A Jesus Kind of Church

The church can only be the conduit of God’s love if it stops judging others (See yesterday’s post). This means that it will stop being concerned about its reputation in the eyes of those who practice this religious judgment. The only reputation we need be concerned with is to have the one Jesus had. He was known for his unprecedented love, by those who would receive it, and scorned for his irreligious attitudes, by those who would not.

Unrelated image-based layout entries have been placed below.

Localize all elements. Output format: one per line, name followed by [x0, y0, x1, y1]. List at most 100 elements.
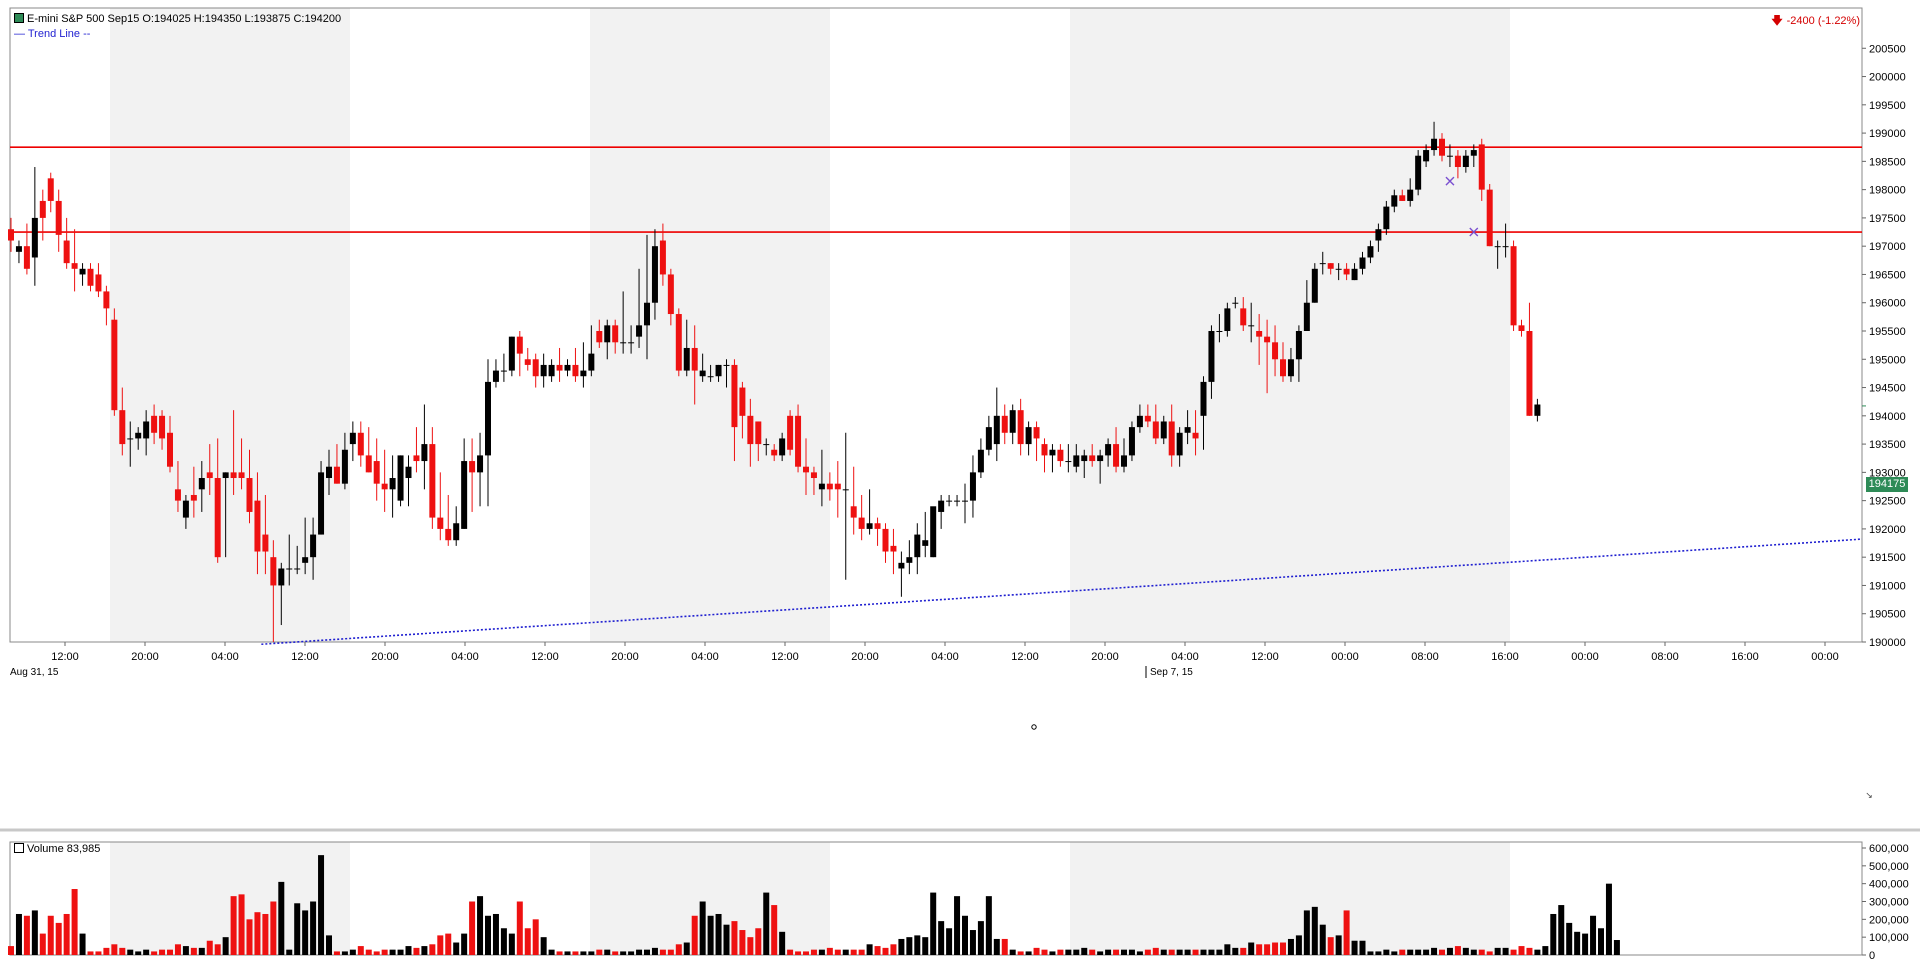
volume-bar — [533, 919, 539, 955]
candle-body — [95, 274, 101, 291]
candle-body — [517, 337, 523, 354]
volume-bar — [437, 935, 443, 955]
candle-body — [1447, 156, 1453, 157]
volume-bar — [1479, 950, 1485, 955]
candle-body — [660, 241, 666, 275]
volume-bar — [851, 950, 857, 955]
candle-body — [501, 371, 507, 372]
volume-bar — [557, 951, 563, 955]
candle-body — [286, 568, 292, 569]
candle-body — [445, 529, 451, 540]
volume-bar — [1447, 948, 1453, 955]
volume-bar — [358, 946, 364, 955]
candle-body — [620, 342, 626, 343]
volume-bar — [827, 948, 833, 955]
candle-body — [811, 472, 817, 478]
y-tick-label: 194500 — [1869, 383, 1906, 395]
candle-body — [1042, 444, 1048, 455]
volume-bar — [517, 902, 523, 956]
volume-bar — [1121, 950, 1127, 955]
volume-bar — [167, 950, 173, 955]
y-tick-label: 198000 — [1869, 185, 1906, 197]
y-tick-label: 196000 — [1869, 298, 1906, 310]
volume-bar — [1550, 914, 1556, 955]
volume-bar — [668, 950, 674, 955]
x-tick-label: 04:00 — [931, 651, 959, 663]
resize-corner-icon[interactable]: ↘ — [1864, 790, 1874, 800]
volume-bar — [692, 916, 698, 955]
candle-body — [223, 472, 229, 478]
y-tick-label: 190500 — [1869, 609, 1906, 621]
volume-bar — [199, 948, 205, 955]
candle-body — [32, 218, 38, 258]
candle-body — [946, 501, 952, 502]
candle-body — [1081, 455, 1087, 461]
volume-bar — [1224, 944, 1230, 955]
candle-body — [1511, 246, 1517, 325]
candle-body — [1455, 156, 1461, 167]
volume-bar — [1201, 950, 1207, 955]
candle-body — [437, 518, 443, 529]
x-tick-label: 12:00 — [1011, 651, 1039, 663]
candle-body — [1296, 331, 1302, 359]
candle-body — [342, 450, 348, 484]
volume-bar — [103, 948, 109, 955]
volume-bar — [1216, 950, 1222, 955]
volume-bar — [461, 934, 467, 955]
candle-body — [318, 472, 324, 534]
candle-body — [1336, 269, 1342, 270]
volume-y-tick-label: 0 — [1869, 950, 1875, 962]
volume-bar — [1415, 950, 1421, 955]
volume-bar — [954, 896, 960, 955]
candle-body — [898, 563, 904, 569]
candle-body — [421, 444, 427, 461]
volume-bar — [1606, 884, 1612, 955]
volume-bar — [1034, 948, 1040, 955]
candle-body — [1137, 416, 1143, 427]
candle-body — [1232, 303, 1238, 304]
volume-bar — [1169, 950, 1175, 955]
volume-bar — [302, 910, 308, 955]
volume-bar — [747, 937, 753, 955]
candle-body — [795, 416, 801, 467]
candle-body — [48, 178, 54, 201]
volume-bar — [350, 950, 356, 955]
volume-bar — [986, 896, 992, 955]
candle-body — [262, 535, 268, 552]
y-tick-label: 192500 — [1869, 496, 1906, 508]
candle-body — [652, 246, 658, 303]
candle-body — [1519, 325, 1525, 331]
candle-body — [1320, 263, 1326, 264]
volume-bar — [1256, 944, 1262, 955]
x-tick-label: 04:00 — [211, 651, 239, 663]
y-tick-label: 197000 — [1869, 241, 1906, 253]
volume-bar — [1598, 928, 1604, 955]
candle-body — [525, 359, 531, 365]
candle-body — [8, 229, 14, 240]
candle-body — [1328, 263, 1334, 269]
volume-bar — [1026, 951, 1032, 955]
candle-body — [302, 557, 308, 563]
volume-bar — [509, 934, 515, 955]
volume-bar — [739, 930, 745, 955]
volume-bar — [1193, 950, 1199, 955]
volume-bar — [676, 944, 682, 955]
candle-body — [668, 274, 674, 314]
volume-bar — [215, 944, 221, 955]
candle-body — [1495, 246, 1501, 247]
volume-bar — [48, 916, 54, 955]
candle-body — [1208, 331, 1214, 382]
volume-bar — [1487, 951, 1493, 955]
candle-body — [541, 365, 547, 376]
volume-bar — [175, 944, 181, 955]
candle-body — [700, 371, 706, 377]
volume-bar — [755, 928, 761, 955]
volume-bar — [946, 928, 952, 955]
volume-bar — [413, 948, 419, 955]
volume-bar — [1423, 950, 1429, 955]
volume-bar — [342, 951, 348, 955]
volume-bar — [1511, 950, 1517, 955]
candle-body — [883, 529, 889, 552]
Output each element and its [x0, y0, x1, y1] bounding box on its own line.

Jesus’ religious reputation was tarnished in the eyes of religious people because he did not honor many of the religious taboos of his day. Walking in unity with the Father, Jesus possessed a joyful freedom—a kind of recklessness—that was scandalous to those whose worth was derived from their supposed ability to judge good and evil. Jesus hung out with women, some of whom had tarnished reputations. He fellowshipped with tax collectors, drunkards, and other sinners. He healed and fellowshipped with lepers. He praised Gentiles, Samaritans, and even prostitutes and tax collectors over respected Jewish religious leaders.

Among the religious, Jesus’ reputation was dishonorable. But Jesus wasn’t concerned about his reputation. Jesus came to heal the sick, not to placate the religious sensibilities of those who thought they were healthy (Mark 2:17). To heal the sick, you have to love the sick. And this means you have to ignore what those who (mistakenly) think they’re healthy think about you!

The singular task of the church is to replicate this eternal, reckless love to the world. One indication that we are doing our job well is that sinners on the fringes of society will be enjoying fellowship with us, as they did with Jesus. Another indication, directly resulting from this, is that those who judge by religious standards (they eat from the Tree of Knowledge of Good and Evil) will judge us.

If, for example, a church treats the LGBT community with the same compassion religious judges extend toward divorced folks or people who struggle with weight issues, its leaders will likely be condemned as “compromising the Word of God” by these judges. Such a church is sinning against the (self-serving) knowledge of good and evil from which the religious judges feed. Consequently, the judges will likely feel as though their god has been assaulted, and, as a matter a fact, it has! As idolatrous people often do when their gods are threatened, they may rage. They did so with Jesus, and they will do so today when a church looks like Jesus.

A church that celebrates the cessation of judgment and loves as God loves has to be willing to have their reckless love scorned as compromising, relativistic, liberal, soft on doctrine, or antireligious. After all, what kind of church attracts and embraces prostitutes, drunkards, gays, and drug addicts? What kind of church routinely has smokers, drinkers, gamblers, and bums ushering in their services, hanging out in their small groups, singing in their choir, signing up for classes, etc.—without anyone immediately confronting their sin? What kind of church would accept a woman who was still living with a man out of wedlock after having gone through five marriages? (See John 4:1-26). What kind of church blurs the boundary between those who are “in” and those who are “out” to this degree?


The answer is a Jesus kind of church. —Adapted from Repenting of Religion, pages 196-198.